Six CirclesSix Circles Teachers' NotesSix Circles Students' Notes
FrogsFrogs Teachers' NotesFrogs Students' Notes
Sole SurvivorSole Survivor Teachers' NotesSole Survivor Students' Notes
Toni's TiaraToni's Tiara Teachers' NotesToni's Tiara Students' Notes
Round TableRound Table Teachers' NotesRound Table Students' Notes
DiamondsDiamonds Teachers' NotesDiamonds Students' Notes
Nice DiceNice Dice Teachers' NotesNice Dice Students' Notes
 
To detect which version of Java you have installed click here (WindowsXP users, click here).  To run the Bright Sparks from your desktop go to the webstart page.

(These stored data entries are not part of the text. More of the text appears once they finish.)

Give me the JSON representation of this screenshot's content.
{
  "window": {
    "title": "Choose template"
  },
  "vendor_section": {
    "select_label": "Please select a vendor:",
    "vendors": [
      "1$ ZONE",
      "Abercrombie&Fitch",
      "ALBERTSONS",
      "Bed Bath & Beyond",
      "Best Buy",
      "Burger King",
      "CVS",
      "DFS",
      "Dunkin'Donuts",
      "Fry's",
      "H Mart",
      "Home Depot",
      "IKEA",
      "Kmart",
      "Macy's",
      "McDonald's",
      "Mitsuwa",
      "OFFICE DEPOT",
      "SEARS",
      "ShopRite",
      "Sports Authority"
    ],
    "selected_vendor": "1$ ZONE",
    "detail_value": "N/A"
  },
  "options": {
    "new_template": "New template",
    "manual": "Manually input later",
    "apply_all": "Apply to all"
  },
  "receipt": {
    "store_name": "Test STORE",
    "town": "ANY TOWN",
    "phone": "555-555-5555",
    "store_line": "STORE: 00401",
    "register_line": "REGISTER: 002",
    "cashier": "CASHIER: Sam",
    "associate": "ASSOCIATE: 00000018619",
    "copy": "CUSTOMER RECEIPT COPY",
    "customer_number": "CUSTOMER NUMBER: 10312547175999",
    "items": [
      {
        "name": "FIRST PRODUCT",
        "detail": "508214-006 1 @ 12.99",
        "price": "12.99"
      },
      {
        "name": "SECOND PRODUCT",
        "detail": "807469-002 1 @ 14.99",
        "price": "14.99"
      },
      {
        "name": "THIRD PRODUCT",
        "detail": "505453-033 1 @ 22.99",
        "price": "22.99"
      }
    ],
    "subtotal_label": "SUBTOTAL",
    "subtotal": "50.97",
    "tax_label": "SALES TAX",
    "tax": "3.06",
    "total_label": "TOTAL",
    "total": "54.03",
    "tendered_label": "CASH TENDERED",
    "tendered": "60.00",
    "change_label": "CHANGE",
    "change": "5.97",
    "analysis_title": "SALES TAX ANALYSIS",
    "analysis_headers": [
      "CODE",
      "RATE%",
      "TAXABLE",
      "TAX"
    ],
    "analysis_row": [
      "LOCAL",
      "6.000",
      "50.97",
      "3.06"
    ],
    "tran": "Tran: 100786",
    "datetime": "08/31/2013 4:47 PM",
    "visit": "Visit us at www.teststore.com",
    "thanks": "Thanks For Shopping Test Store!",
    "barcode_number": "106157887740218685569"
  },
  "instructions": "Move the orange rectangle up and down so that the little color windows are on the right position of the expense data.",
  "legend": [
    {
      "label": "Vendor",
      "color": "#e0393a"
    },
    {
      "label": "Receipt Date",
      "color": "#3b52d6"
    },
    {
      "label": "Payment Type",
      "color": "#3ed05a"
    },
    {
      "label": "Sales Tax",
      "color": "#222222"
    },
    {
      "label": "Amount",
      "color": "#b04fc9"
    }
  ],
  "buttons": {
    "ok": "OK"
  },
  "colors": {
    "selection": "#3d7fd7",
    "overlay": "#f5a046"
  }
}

There are four basic phases that we expect the students will go through in exploring these problems:

  1. understanding and solving specific problems
  2. generalising these cases to conjectures
  3. proving or justifying their conjectures
  4. extending the problems in other ways.
For practical reasons it is best to have no more than three students working on the same computer together. There just isn’t enough room to gather round the screen. However, it is often better to have more than one student working on the problem as this allows for interactions and such interactions can often be very profitable.
 
While each activity is set up so that students can work on it independently, you should perhaps have some reporting back arrangements so that you can keep track of their progress. This may mean that you just pop in on them if they are working in the classroom. It might mean that they report to you after they have worked at home or in a computer lab. But the scaffolding that you give them should be similar to what you would give with a normal class. Keep it open so that they have a chance to think for themselves. Remember “The one who does the thinking does the learning.”
 
Students might be encouraged to write up a summary of what they did while working on each problem.

Background Knowledge

Students can make a great deal of progress in many of these problems without knowing too much material that is specific to any particular part of the curriculum. For instance, Diamonds and Sole Survivor rely on little more than logic, some basic spatial ‘feel’ and knowing how to tackle a problem.
 
In other problems knowing how to express a pattern in algebraic terms will be enough to get the student a long way. This is the case with Frogs, Round Table and Six Circles.
 
It is only in Nice Dice, where some basic probability is required, and Toni’s Tiara, which assumes a knowledge of the properties of small polygons, that much specific content knowledge is required.
 
But all of the problems require the following:
 
Attitudes:
  • the ability to think and not be put off by the thought of thinking
Mathematics involved: 
  • logical thinking
Problem solving: 
  • get more information from a step than appears to be there
  • try small cases
  • be systematic
  • make a conjecture (guess a pattern)
  • test a conjecture
  • justify steps
  • generalise and extend
It is probably in the area of problem solving that most learning will need to take place.